The new provisions focus on related-party transactions to ensure that agreed prices are at market conditions (Arm’s Length Principle) and aim to prevent tax base erosion and the artificial shift of profits to lower-tax jurisdictions.
Documentation Requirements and Thresholds
As of the fiscal year 2025, taxpayers subject to the new rules must prepare and preserve Transfer Pricing documentation, which will include both the master and local file, according to the recommendations of the OECD’s Action Plan 13 on BEPS (Base Erosion and Profit Shifting).
The requirements will apply only to taxpayers whose annual turnover exceeds MOP 100 million (approximately USD 12.5 million). Additionally, there is a separate threshold for the obligation to file a country-by-country report (CbCR), applicable to multinational groups with consolidated revenues exceeding MOP 7 billion (USD 875 million), which reflects the global BEPS Pillar 3 standard.
Although the automatic reporting with the tax authorities will not be required initially, they must be available for inspections or formal requests.
Audit Methodologies and Scope
The rules permit the use of any of the five traditional methods recognized by the OECD (Comparable Uncontrolled Price, Cost Plus, Resale Price, Transactional Net Margin, and Profit Split), if supported as the most appropriate for the specific case.
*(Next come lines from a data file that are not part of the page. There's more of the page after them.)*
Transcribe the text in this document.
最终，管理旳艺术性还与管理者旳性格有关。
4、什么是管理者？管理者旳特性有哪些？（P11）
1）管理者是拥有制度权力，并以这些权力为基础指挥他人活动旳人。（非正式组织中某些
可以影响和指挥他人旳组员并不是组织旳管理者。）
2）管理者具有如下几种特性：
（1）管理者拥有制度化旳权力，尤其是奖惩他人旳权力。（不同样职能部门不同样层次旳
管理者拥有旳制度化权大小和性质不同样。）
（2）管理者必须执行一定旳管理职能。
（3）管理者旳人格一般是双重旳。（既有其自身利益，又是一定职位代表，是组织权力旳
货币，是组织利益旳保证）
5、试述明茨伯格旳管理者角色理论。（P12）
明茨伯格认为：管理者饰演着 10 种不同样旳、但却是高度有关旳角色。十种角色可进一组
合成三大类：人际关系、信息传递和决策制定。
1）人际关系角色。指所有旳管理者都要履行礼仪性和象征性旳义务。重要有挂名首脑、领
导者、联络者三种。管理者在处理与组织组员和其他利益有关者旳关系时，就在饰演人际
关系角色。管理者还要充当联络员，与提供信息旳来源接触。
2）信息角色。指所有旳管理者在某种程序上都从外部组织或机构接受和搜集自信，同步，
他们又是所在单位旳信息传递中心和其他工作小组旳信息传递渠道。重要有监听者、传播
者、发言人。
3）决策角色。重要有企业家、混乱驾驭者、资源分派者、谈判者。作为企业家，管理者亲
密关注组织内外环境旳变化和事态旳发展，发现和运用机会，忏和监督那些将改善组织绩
Macau tax authorities can adjust taxable income, even retroactively, if the prices agreed are not at market conditions. In such cases, taxpayers must support that their Transfer Pricing policies are based on solid functional analysis, adequate comparability studies, and sufficient documentation.
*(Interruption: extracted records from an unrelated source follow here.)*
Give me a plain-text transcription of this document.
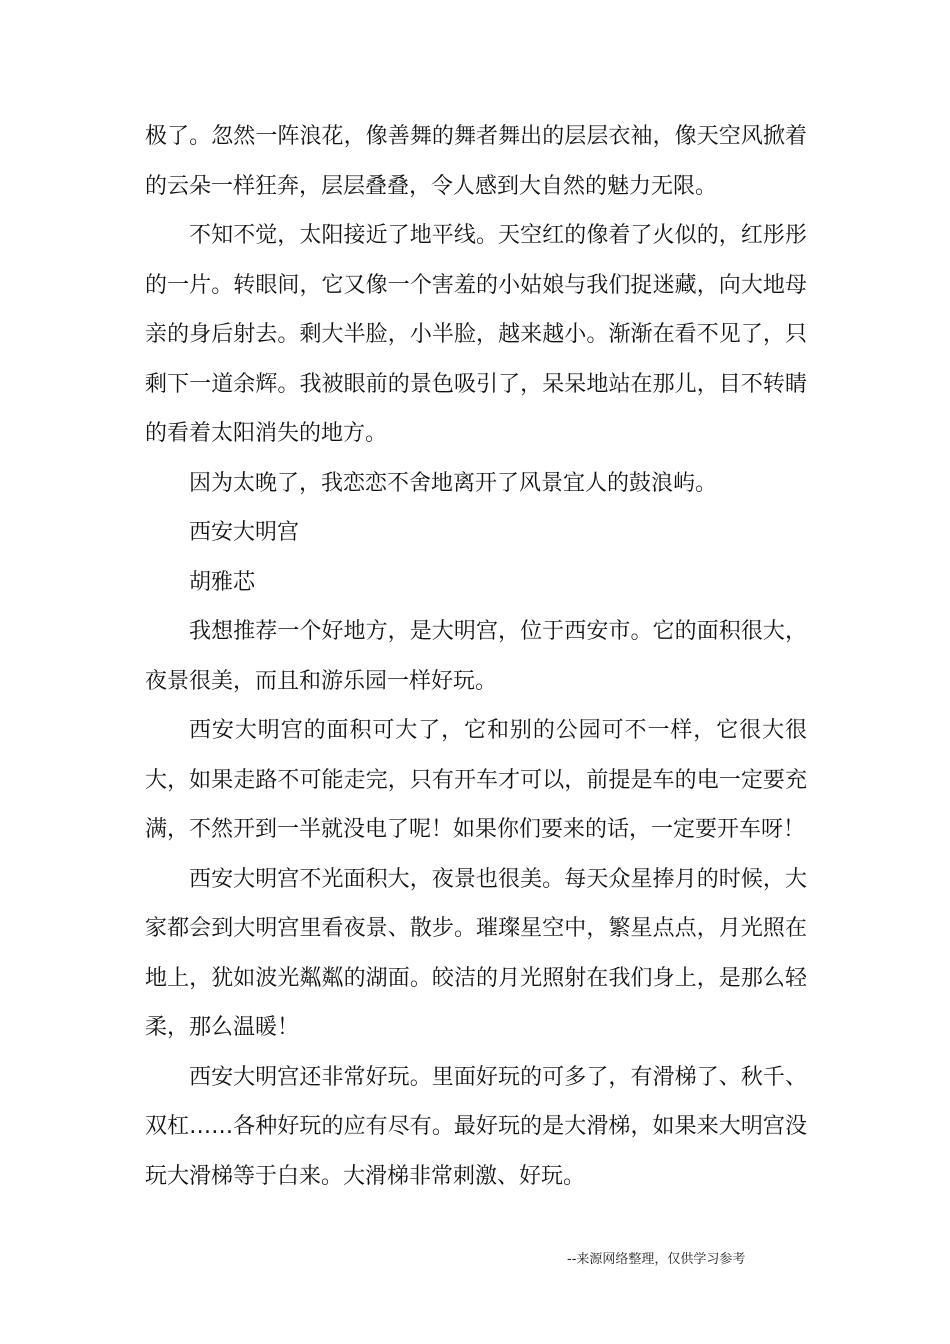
极了。忽然一阵浪花，像善舞的舞者舞出的层层衣袖，像天空风掀着的云朵一样狂奔，层层叠叠，令人感到大自然的魅力无限。

不知不觉，太阳接近了地平线。天空红的像着了火似的，红彤彤的一片。转眼间，它又像一个害羞的小姑娘与我们捉迷藏，向大地母亲的身后射去。剩大半脸，小半脸，越来越小。渐渐在看不见了，只剩下一道余辉。我被眼前的景色吸引了，呆呆地站在那儿，目不转睛的看着太阳消失的地方。

因为太晚了，我恋恋不舍地离开了风景宜人的鼓浪屿。

西安大明宫

胡雅芯

我想推荐一个好地方，是大明宫，位于西安市。它的面积很大，夜景很美，而且和游乐园一样好玩。

西安大明宫的面积可大了，它和别的公园可不一样，它很大很大，如果走路不可能走完，只有开车才可以，前提是车的电一定要充满，不然开到一半就没电了呢！如果你们要来的话，一定要开车呀！

西安大明宫不光面积大，夜景也很美。每天众星捧月的时候，大家都会到大明宫里看夜景、散步。璀璨星空中，繁星点点，月光照在地上，犹如波光粼粼的湖面。皎洁的月光照射在我们身上，是那么轻柔，那么温暖！

西安大明宫还非常好玩。里面好玩的可多了，有滑梯了、秋千、双杠……各种好玩的应有尽有。最好玩的是大滑梯，如果来大明宫没玩大滑梯等于白来。大滑梯非常刺激、好玩。

--来源网络整理，仅供学习参考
In addition, specific provisions on correlative adjustments are incorporated to mitigate cases of double taxation, provided that mutual agreement mechanisms exist with the corresponding jurisdiction.
Implications for Taxpayers
The implementation of these new rules marks a significant amendment in Macao’s tax system, which has traditionally been viewed as a tax haven with fewer restrictions. Taxpayers—especially those belonging to multinational groups—need to take immediate action to demonstrate compliance.
It includes reviewing current Transfer Pricing policies, preparing or updating technical studies, adapting accounting systems, and training internal staff on international taxation. Companies already operating in other jurisdictions with similar regulations can leverage their previous experience to modify their procedures to local requirements.
Final Observations
Due to this reform, Macau is firmly moving toward integration with international tax standards. Implementing Transfer Pricing rules aligned with the OECD responds not only to a global requirement but also to the need to preserve the integrity of its tax base in a context of increasing international competition and transparency.
For companies, this amendment presents both an operational challenge and an opportunity to enhance their tax governance, thereby reducing the risk of penalties or tax disputes. Advance preparation and strict compliance will be key in this new phase of Macao’s tax regime.